In the laboratory that is new music, with its accumulation of extended techniques, there are two kinds of performers: those who play “at” these often intractable methods, and those who organically inhabit them. Cellist Mariel Roberts spends the entirety of her outstanding debut album, Nonextraneous Sounds, in the latter category, executing demanding scores with the familiarity of a Bach cello suite.
Composer Andy Akiho’s “Three Shades, Foreshadows” opens the album, plunging the listener into a disorienting, gamelan-like universe in which the cello is not instantly recognizable as such. Mini clothespins attached to the instrument’s strings produce the first of many effects including Bartók pizzicati, slaps on the body of the cello and windshield wiper–like strokes perpendicular to the strings. Taking Auguste Rodin’s tripartite point-of-view sculpture The Three Shades as his launch point, Akiho positions Roberts’s live performance in the center of the mix, panning sympathetic electronic playback elements to three-dimensional effect.

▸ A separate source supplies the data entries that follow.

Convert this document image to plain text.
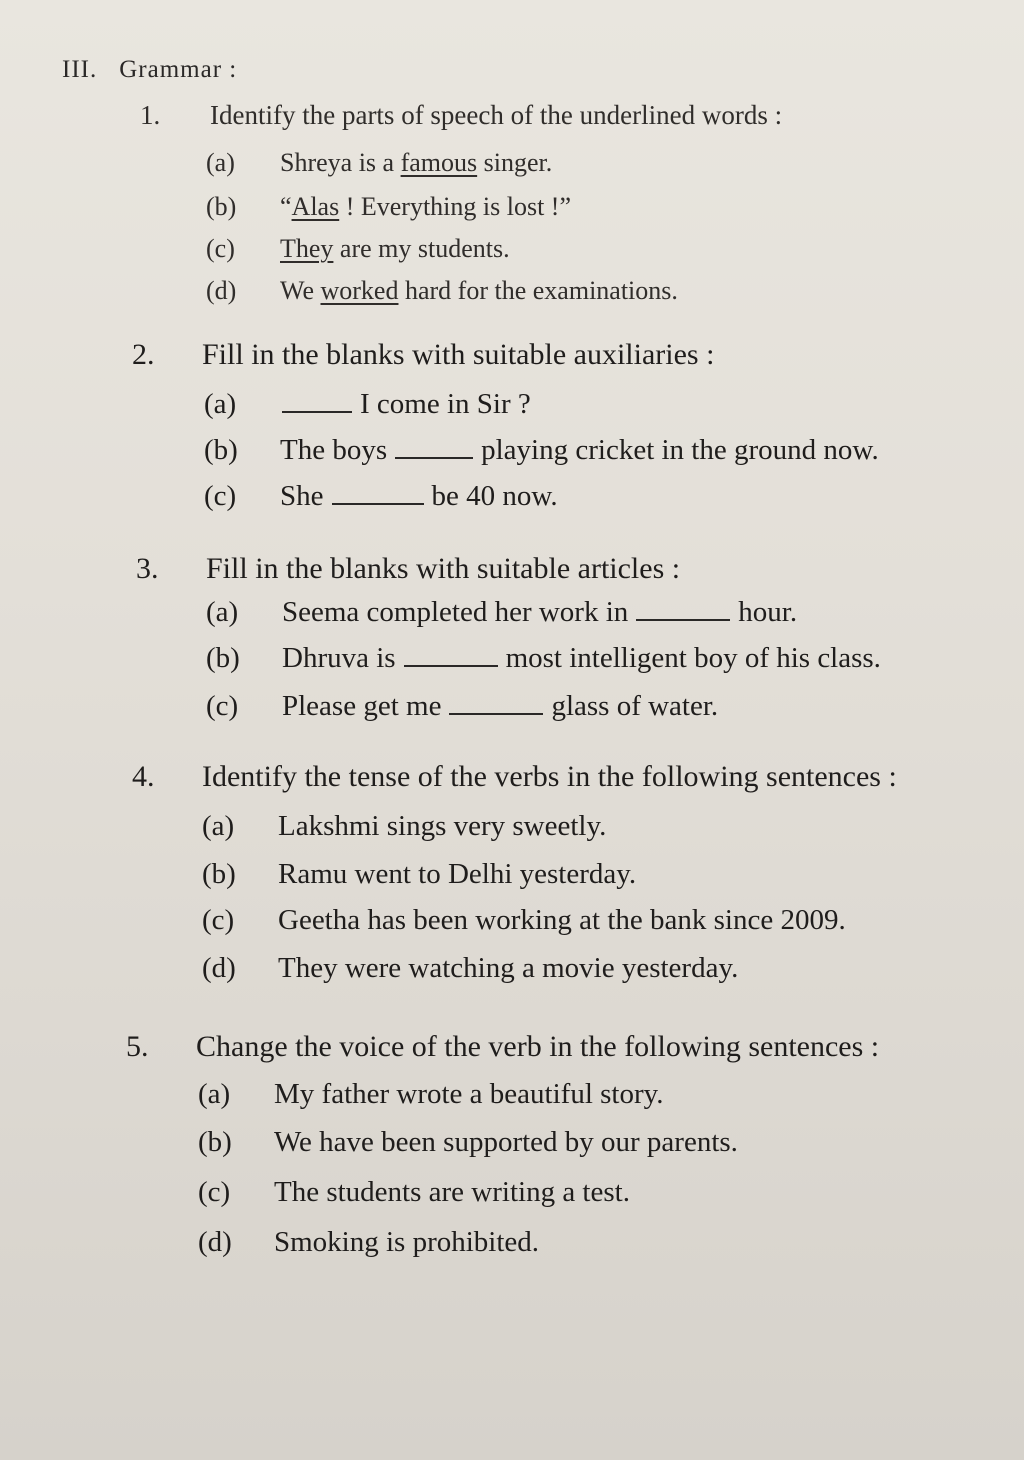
III. Grammar :
1. Identify the parts of speech of the underlined words :
(a) Shreya is a famous singer.
(b) “Alas ! Everything is lost !”
(c) They are my students.
(d) We worked hard for the examinations.
2. Fill in the blanks with suitable auxiliaries :
(a)	I come in Sir ?
(b) The boys	playing cricket in the ground now.
(c) She	be 40 now.
3. Fill in the blanks with suitable articles :
(a) Seema completed her work in	hour.
(b) Dhruva is	most intelligent boy of his class.
(c) Please get me	glass of water.
4. Identify the tense of the verbs in the following sentences :
(a) Lakshmi sings very sweetly.
(b) Ramu went to Delhi yesterday.
(c) Geetha has been working at the bank since 2009.
(d) They were watching a movie yesterday.
5. Change the voice of the verb in the following sentences :
(a) My father wrote a beautiful story.
(b) We have been supported by our parents.
(c) The students are writing a test.
(d) Smoking is prohibited.
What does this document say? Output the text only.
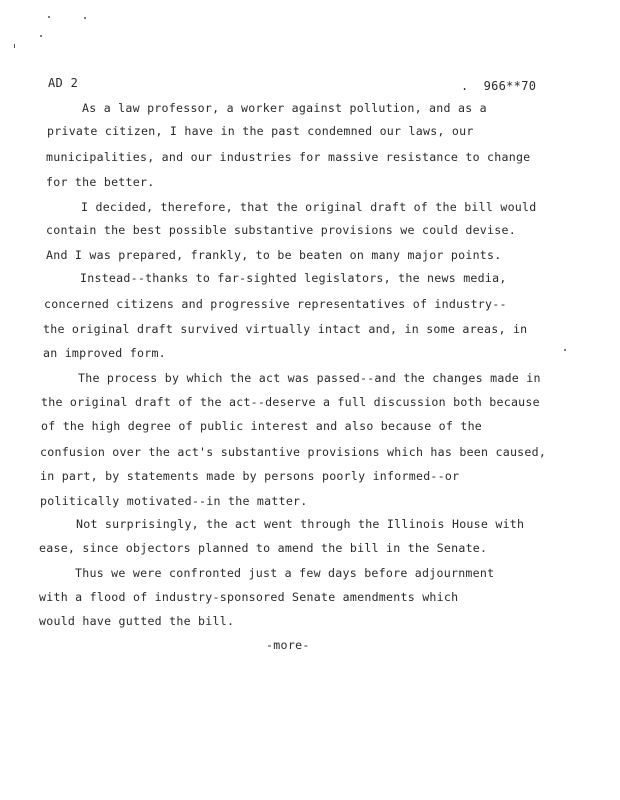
AD 2	.  966**70
As a law professor, a worker against pollution, and as a
private citizen, I have in the past condemned our laws, our
municipalities, and our industries for massive resistance to change
for the better.
I decided, therefore, that the original draft of the bill would
contain the best possible substantive provisions we could devise.
And I was prepared, frankly, to be beaten on many major points.
Instead--thanks to far-sighted legislators, the news media,
concerned citizens and progressive representatives of industry--
the original draft survived virtually intact and, in some areas, in
an improved form.
The process by which the act was passed--and the changes made in
the original draft of the act--deserve a full discussion both because
of the high degree of public interest and also because of the
confusion over the act's substantive provisions which has been caused,
in part, by statements made by persons poorly informed--or
politically motivated--in the matter.
Not surprisingly, the act went through the Illinois House with
ease, since objectors planned to amend the bill in the Senate.
Thus we were confronted just a few days before adjournment
with a flood of industry-sponsored Senate amendments which
would have gutted the bill.
-more-
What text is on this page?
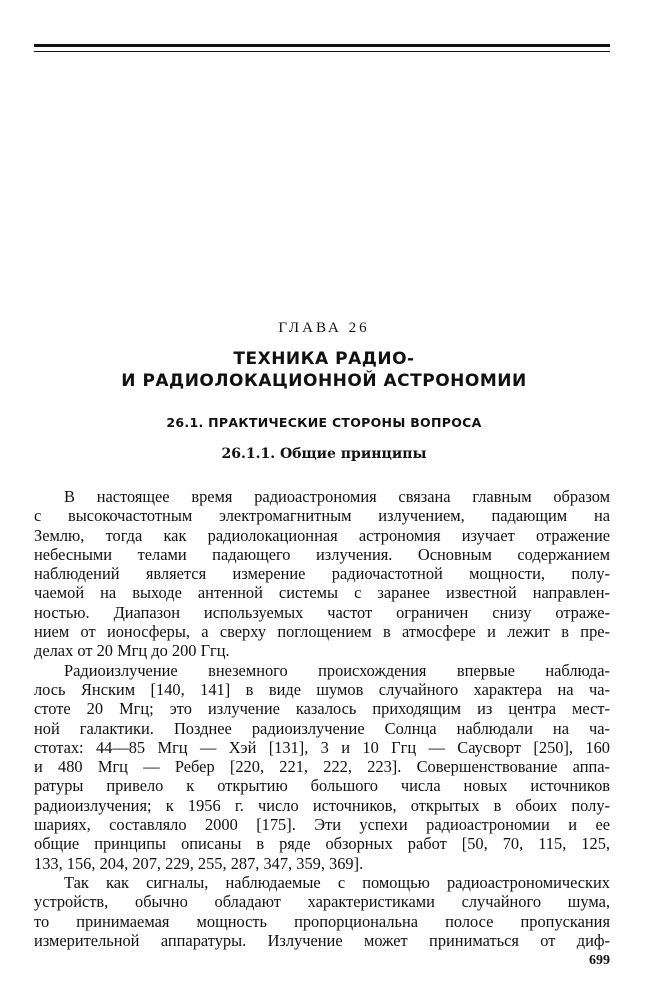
ГЛАВА 26
ТЕХНИКА РАДИО-
И РАДИОЛОКАЦИОННОЙ АСТРОНОМИИ
26.1. ПРАКТИЧЕСКИЕ СТОРОНЫ ВОПРОСА
26.1.1. Общие принципы

В настоящее время радиоастрономия связана главным образом
с высокочастотным электромагнитным излучением, падающим на
Землю, тогда как радиолокационная астрономия изучает отражение
небесными телами падающего излучения. Основным содержанием
наблюдений является измерение радиочастотной мощности, полу-
чаемой на выходе антенной системы с заранее известной направлен-
ностью. Диапазон используемых частот ограничен снизу отраже-
нием от ионосферы, а сверху поглощением в атмосфере и лежит в пре-
делах от 20 Мгц до 200 Ггц.

Радиоизлучение внеземного происхождения впервые наблюда-
лось Янским [140, 141] в виде шумов случайного характера на ча-
стоте 20 Мгц; это излучение казалось приходящим из центра мест-
ной галактики. Позднее радиоизлучение Солнца наблюдали на ча-
стотах: 44—85 Мгц — Хэй [131], 3 и 10 Ггц — Саусворт [250], 160
и 480 Мгц — Ребер [220, 221, 222, 223]. Совершенствование аппа-
ратуры привело к открытию большого числа новых источников
радиоизлучения; к 1956 г. число источников, открытых в обоих полу-
шариях, составляло 2000 [175]. Эти успехи радиоастрономии и ее
общие принципы описаны в ряде обзорных работ [50, 70, 115, 125,
133, 156, 204, 207, 229, 255, 287, 347, 359, 369].

Так как сигналы, наблюдаемые с помощью радиоастрономических
устройств, обычно обладают характеристиками случайного шума,
то принимаемая мощность пропорциональна полосе пропускания
измерительной аппаратуры. Излучение может приниматься от диф-

699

Roberts’s consummate “normale” classical chops are on display for Sean Friar’s tangentially blues-infused “Teaser.” Midway through the track, the Mivos Quartet member begins drawing out luminous overtones near the cello’s bridge, and even the scratch tones that follow emanate from a place of elegance rather than force. The cycles of white noise and harmonic exertions of Daniel Wohl’s “Saint Arc” and col legno schizophrenia of Alex Mincek’s microtonally constructed “Flutter” keep Nonextraneous filler-free, while Tristan Perich’s wondrous, 8-bit interstellar transmission “Formations” closes out this exceptional collection. The “lab” is generating thrilling new specimens. Piped through the catalyst of Mariel Roberts, the results are prize-worthy.